3) Avoid using a higher or lower dose than is necessary for the patient to optimise the ‘benefit-to-risk’ ratio and achieve the patient’s therapeutic goals
Therapeutic dosage should be adjusted to optimise the benefit-to-risk ratio of the treatment. Dosage should be no higher or lower than needed to achieve the patient’s therapeutic goals. As patients become more frail, potential harms usually increase and potential benefits usually decrease for a given dosage of pharmacological treatment. For example, carefully assessing the risk and benefits when initiating non-steroidal inflammatory drugs in elderly patients is important, because of the increased risk of stroke associated with NSAID therapy; and use of proton pump inhibitors in the elderly should be stepped down after an initial course of therapy. Related to this, high drug doses are not necessarily more effective than low doses. An example of this is the relationship between doses of a selective serotonin re-uptake inhibitor for patients with major depressive disorder and useful clinical improvements.

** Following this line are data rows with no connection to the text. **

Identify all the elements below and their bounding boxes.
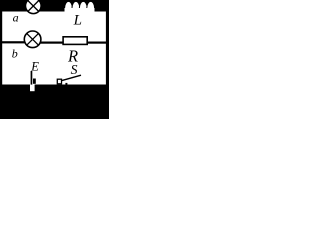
svg-text:E: E [30, 59, 39, 73]
svg-text:L: L [73, 13, 82, 29]
background [0, 0, 109, 119]
lamp b circle [24, 31, 41, 48]
switch S pivot box [57, 79, 61, 84]
bottom bus slab [0, 85, 109, 120]
wire: white gap under inductor [65, 8, 95, 12]
resistor R1 box [63, 37, 87, 45]
wire: right border [106, 11, 109, 86]
wire: mid segment resistor to right border [88, 42, 107, 44]
svg-text:a: a [13, 11, 19, 25]
battery E long plate [31, 71, 33, 85]
white slot under battery [30, 84, 35, 91]
switch S lever [62, 75, 81, 80]
lamp b X [27, 33, 39, 45]
wire: left border [0, 11, 2, 86]
wire: top bus bar (thick band) [0, 0, 109, 12]
wire: mid left segment [2, 41, 25, 43]
switch S contact bump [65, 83, 67, 86]
svg-text:b: b [12, 47, 18, 61]
battery E short thick plate [33, 79, 36, 84]
inductor L1 humps [65, 1, 95, 8]
wire: white mask below inductor baseline [65, 8, 94, 11]
lamp a circle [26, 0, 42, 14]
lamp a X [28, 1, 39, 12]
svg-text:S: S [71, 62, 78, 77]
wire: mid segment lamp b to resistor [41, 42, 64, 44]
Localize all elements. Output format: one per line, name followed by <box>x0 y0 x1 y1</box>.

4) Stop medicines when no further benefit will be achieved or the potential harms outweigh the potential benefits for the individual patient.
Pharmacological treatments should cease when there are no further benefits to be achieved from the treatment, or when the potential harms from the treatment start to outweigh the potential benefits. This is particularly pertinent for elderly patients with a limited life expectancy where the treatments are unlikely to prevent disease events, and may in fact lead to adverse effects that reduce quality of life. These patients are at an increased risk of polypharmacy and increased drug events. For example, bisphosphonate treatment should not be administered to patients living in residential aged care facilities when these patients are already too frail to swallow drugs or have a life expectancy which is significantly less than 12 months.
5) Reduce use of multiple concurrent therapeutics (hyper-polypharmacy).
Polypharmacy — variously defined as more than five or up to 10 or more medications taken regularly — is common among elderly patients. However, patients who are prescribed with multiple, concurrent therapeutics may be on as many as 15 to 20 drugs at time. Research has confirmed a significant association between polypharmacy and adverse outcome among older people living in the community because the toxicities and side effects associated with prescribed drugs are accrued over many years. Polypharmacy in older people is associated with decreased physical and social functioning; increased risk of falls, delirium and other geriatric syndromes; hospital admissions; and, deaths.